What is less pleasant?
- Transference/projection – when a client needs to use their therapist as a focus for their toxic relationships/past, in order to move on.
- Resistance – whereby the client rejects or tests their therapist’s interventions in order to hold onto personal power.
How long you’ve been with welldoing.org and what you think of us?
I have only just joined welldoing.org this year. I think this site and its approach to helping people access the therapist that is right for the individual is such a progressive and fresh way of supporting people on a journey which otherwise could feel lonely and daunting.
Do you ever suggest books or apps to clients?
The Calm app is a wonderful resource.
What you do for your own mental health?
I run regularly, kitchen discos are a necessity for me (by myself is the jewel, with other family members also works), yoga, tennis, bike rides, singing…anywhere and everywhere, listening to music, reading, having a spiritual/religious life, engaging with friendship groups, playing with my children.
You are a therapist in Hampshire, Dorset and online. What can you share with us about seeing clients in that/those area(s)?
I work in the county of Hampshire where I serve adults and CAMHS clients, running group and individual therapy sessions in a psychiatric hospital ward.
I also work in an infant/primary school working with reception and years 1 and 2 children, both individually and within group therapy sessions. I also run my private practice in the county of Dorset, as well as working with clients online.
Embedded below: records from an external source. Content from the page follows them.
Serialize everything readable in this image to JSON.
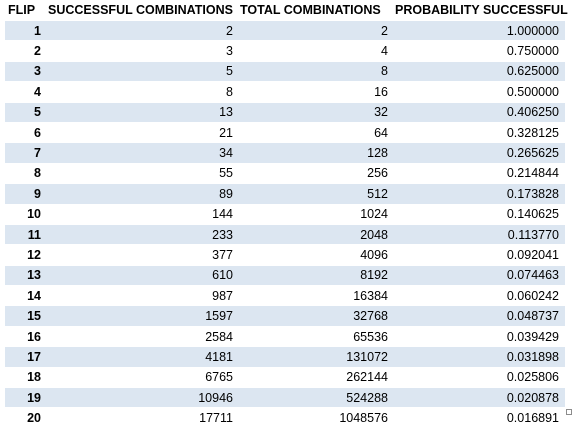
{
  "headers": {
    "flip": "FLIP",
    "successful": "SUCCESSFUL COMBINATIONS",
    "total": "TOTAL COMBINATIONS",
    "probability": "PROBABILITY SUCCESSFUL"
  },
  "rows": [
    {
      "flip": "1",
      "successful": "2",
      "total": "2",
      "probability": "1.000000"
    },
    {
      "flip": "2",
      "successful": "3",
      "total": "4",
      "probability": "0.750000"
    },
    {
      "flip": "3",
      "successful": "5",
      "total": "8",
      "probability": "0.625000"
    },
    {
      "flip": "4",
      "successful": "8",
      "total": "16",
      "probability": "0.500000"
    },
    {
      "flip": "5",
      "successful": "13",
      "total": "32",
      "probability": "0.406250"
    },
    {
      "flip": "6",
      "successful": "21",
      "total": "64",
      "probability": "0.328125"
    },
    {
      "flip": "7",
      "successful": "34",
      "total": "128",
      "probability": "0.265625"
    },
    {
      "flip": "8",
      "successful": "55",
      "total": "256",
      "probability": "0.214844"
    },
    {
      "flip": "9",
      "successful": "89",
      "total": "512",
      "probability": "0.173828"
    },
    {
      "flip": "10",
      "successful": "144",
      "total": "1024",
      "probability": "0.140625"
    },
    {
      "flip": "11",
      "successful": "233",
      "total": "2048",
      "probability": "0.113770"
    },
    {
      "flip": "12",
      "successful": "377",
      "total": "4096",
      "probability": "0.092041"
    },
    {
      "flip": "13",
      "successful": "610",
      "total": "8192",
      "probability": "0.074463"
    },
    {
      "flip": "14",
      "successful": "987",
      "total": "16384",
      "probability": "0.060242"
    },
    {
      "flip": "15",
      "successful": "1597",
      "total": "32768",
      "probability": "0.048737"
    },
    {
      "flip": "16",
      "successful": "2584",
      "total": "65536",
      "probability": "0.039429"
    },
    {
      "flip": "17",
      "successful": "4181",
      "total": "131072",
      "probability": "0.031898"
    },
    {
      "flip": "18",
      "successful": "6765",
      "total": "262144",
      "probability": "0.025806"
    },
    {
      "flip": "19",
      "successful": "10946",
      "total": "524288",
      "probability": "0.020878"
    },
    {
      "flip": "20",
      "successful": "17711",
      "total": "1048576",
      "probability": "0.016891"
    }
  ],
  "colors": {
    "band": "#dce6f1",
    "background": "#ffffff",
    "text": "#000000"
  },
  "icons": {
    "resize_handle": "resize-handle-icon"
  }
}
What’s your consultation room like?
My private practice consulting room is a bright and airy office space, with wall-to-wall book shelves and some decorative art on the walls. It has a warm and inviting feel to it with plenty of natural light, as well as offering a sense of safety and security.
What do you wish people knew about therapy?
I wish that people understood that therapy is merely ‘looking in the mirror’ and seeking to make the adjustments from within in order to feel grounded, balanced and content.
Therapy is a brave and courage step because it asks that the client approaches to do the work from within themselves, with the help from their therapist. The gift of therapy is the compassion and support of the assigned therapist.
Lastly, that therapy is not is a quick fix.
What did you learn about yourself in therapy?
I learnt that I spent far too long not being true to myself and speaking my truth in order to make everyone else around me happy, and to be accepted by others.
Therapy was the beginning of my journey towards self-acceptance, growth and healthy ongoing development.